While Ainge appears to have hit in the NBA draft with the selection of solid reserve guard Payton Pritchard, his lottery pick from last November—Aaron Nesmith—has thus far been a shooter who can’t shoot (30.3% from the 3-point arc).
And both of Ainge’s veteran free-agent signings, center Tristan Thompson and guard Jeff Teague—are having the worst seasons of their careers. Teague is averaging 5.5 points on 32.8% shooting while Thompson is averaging 6.6 points and 8.2 rebounds, and was yanked from the starting five three games ago.

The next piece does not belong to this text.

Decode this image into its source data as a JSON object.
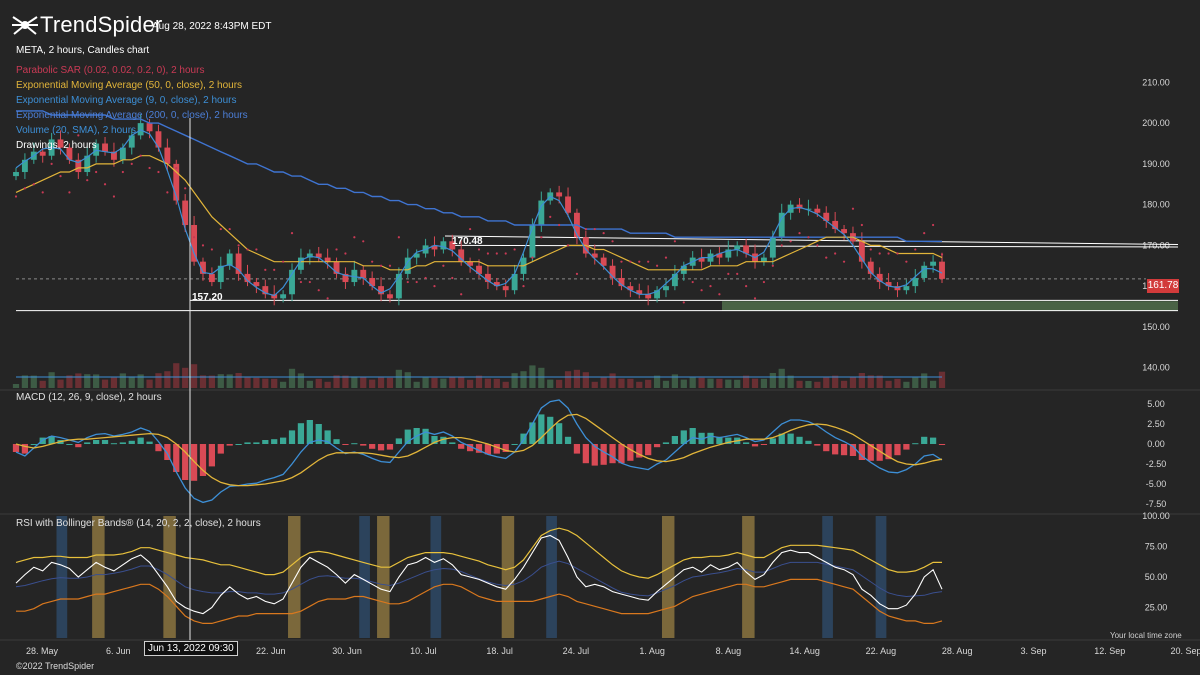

“We’re not playing with the passion that we need,” Ainge said. “I think that’s on the players. And the players on the team are on me. There are things I could have done better, but I’m not going to mention names. I’ll take this responsibility. This is a team that was put together by me, and we’re not playing with enough consistency and urgency, and it’s my job to look to see what we can do to improve the team, but that’s always much harder than improving from within.”
‘Not a Time to Panic’
Still, if you were hoping that Ainge’s willingness to accept blame and to acknowledge the need for change as a sign that a trade is imminent, take a deep breath. The trade deadline is March 25 and Ainge is never one to pull the trigger on a deal too soon.
“It’s definitely not a time to panic,” cautioned Ainge. “But it’s always a time to reflect. My job is to reflect after every game on where we stand and where our team is and how much better they can get. I know our team is better than how they are playing, and I’m confident they will play better.”